Binoculars provided for guests looking to spot a bald eagle
Dedicated pet showers after a walk on Chesterman Beach
The location in a UNESCO Biosphere Reserve
What To Know
No need to pack an umbrella: there’s Helly Hansen rain gear in every closet
Valet parking is included in the price; breakfast is not
The closest airport (Tofino) is a 20-minute drive away, but arrival by plane usually necessitates a 45-minute flight from Vancouver
Rugged sophistication defines this remote coastal resort on the western edge of Vancouver Island
“The Wick” is a Relais & Châteaux property, with all the thoughtful and luxurious touches that entails. Here, that means details like boot dryers (perfect after a stormy stroll along Chesterman Beach; check the tide table in each room for the best time to go) and Crocs (for walks to the nearby hot spring). Local wood carver Henry Nolla left his mark here – you can spot his exquisite workmanship in the hand-adzed entranceways and exposed wood beams found throughout the hotel and bar.
Bed and Bath
If you can tear yourself away from the panoramic Pacific vistas found outside your guest room’s picture windows, you’ll find the interiors are also up to the mark. There’s gas fireplaces and slate-tiled balconies, heated bathroom floors, and tubs (many big enough for two) with views of their own. Aside from a smattering of local art, cream walls and wood paneling are sedate enough to ensure the outside pine tree and rocky shore views stay front and center. Book one of the Pointe rooms for windows that face the crashing ocean waves.
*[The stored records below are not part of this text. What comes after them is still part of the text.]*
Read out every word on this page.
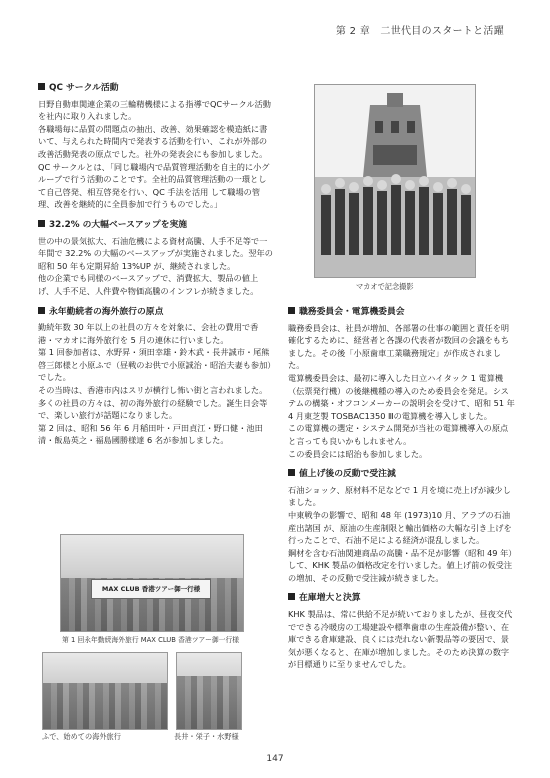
第 2 章　二世代目のスタートと活躍
マカオで記念撮影
QC サークル活動

日野自動車関連企業の三輪精機様による指導でQCサークル活動を社内に取り入れました。

各職場毎に品質の問題点の抽出、改善、効果確認を模造紙に書いて、与えられた時間内で発表する活動を行い、これが外部の改善活動発表の原点でした。社外の発表会にも参加しました。

QC サークルとは、「同じ職場内で品質管理活動を自主的に小グループで行う活動のことです。全社的品質管理活動の一環として自己啓発、相互啓発を行い、QC 手法を活用 して職場の管理、改善を継続的に全員参加で行うものでした。」

32.2% の大幅ベースアップを実施

世の中の景気拡大、石油危機による資材高騰、人手不足等で一年間で 32.2% の大幅のベースアップが実施されました。翌年の昭和 50 年も定期昇給 13%UP が、継続されました。

他の企業でも同様のベースアップで、消費拡大、製品の値上げ、人手不足、人件費や物価高騰のインフレが続きました。

永年勤続者の海外旅行の原点

勤続年数 30 年以上の社員の方々を対象に、会社の費用で香港・マカオに海外旅行を 5 月の連休に行いました。

第 1 回参加者は、水野昇・須田幸雄・鈴木武・長井誠市・尾熊啓三郎様と小原ふで（昼戦のお供で小原誠治・昭治夫妻も参加）でした。

その当時は、香港市内はスリが横行し怖い街と言われました。多くの社員の方々は、初の海外旅行の経験でした。誕生日会等で、楽しい旅行が話題になりました。

第 2 回は、昭和 56 年 6 月稲田叶・戸田貞江・野口健・池田清・飯島英之・福島國勝様達 6 名が参加しました。

MAX CLUB 香港ツアー御一行様
第 1 回永年勤続海外旅行 MAX CLUB 香港ツアー御一行様
ふで、始めての海外旅行	長井・栄子・水野様
職務委員会・電算機委員会

職務委員会は、社員が増加、各部署の仕事の範囲と責任を明確化するために、経営者と各課の代表者が数回の会議をもちました。その後「小原歯車工業職務規定」が作成されました。

電算機委員会は、最初に導入した日立ハイタック 1 電算機（伝票発行機）の後継機種の導入のため委員会を発足。システムの構築・オフコンメーカーの説明会を受けて、昭和 51 年 4 月東芝製 TOSBAC1350 Ⅲの電算機を導入しました。

この電算機の選定・システム開発が当社の電算機導入の原点と言っても良いかもしれません。

この委員会には昭治も参加しました。

値上げ後の反動で受注減

石油ショック、原材料不足などで 1 月を境に売上げが減少しました。

中東戦争の影響で、昭和 48 年 (1973)10 月、アラブの石油産出諸国 が、原油の生産制限と輸出価格の大幅な引き上げを行ったことで、石油不足による経済が混乱しました。

鋼材を含む石油関連商品の高騰・品不足が影響（昭和 49 年）して、KHK 製品の価格改定を行いました。値上げ前の仮受注の増加、その反動で受注減が続きました。

在庫増大と決算

KHK 製品は、常に供給不足が続いておりましたが、昼夜交代でできる冷暖房の工場建設や標準歯車の生産設備が整い、在庫できる倉庫建設、良くには売れない新製品等の要因で、景気が悪くなると、在庫が増加しました。そのため決算の数字が目標通りに至りませんでした。

147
For a deep dive into the culinary abundance of the Pacific Northwest, from local fish to wine, head to The Point Restaurant, where butter is churned on site and locally caught, wild Pacific salmon is both hot- and cold-smoked in house. (There’s even local Tofino Brewing Company beer on tap.) Wishing to delve even further into Tofino’s natural surroundings? The menu at Ancient Cedars Spa includes daily hatha yoga classes as well as an indigenous-inspired cleansing ceremony based around the four classical elements: earth, water, air, and fire.
In the Area
Year-round surfing (wetsuit definitely required) remains one of the region’s bigger draws. Nearby, there are numerous surf schools where guests can rent boards and take lessons, including the popular Surf Sister. Go bear-watching in the woods, hike on the Reserve’s many trails, or get out on the water in a kayak, a fishing boat, or on a stand-up paddleboard. While the hotel is remote, you’ll find one of Canada’s best restaurants, Norwoods, and the Ucluelet Aquarium (ideal for those traveling with kids) just a half-hour drive away.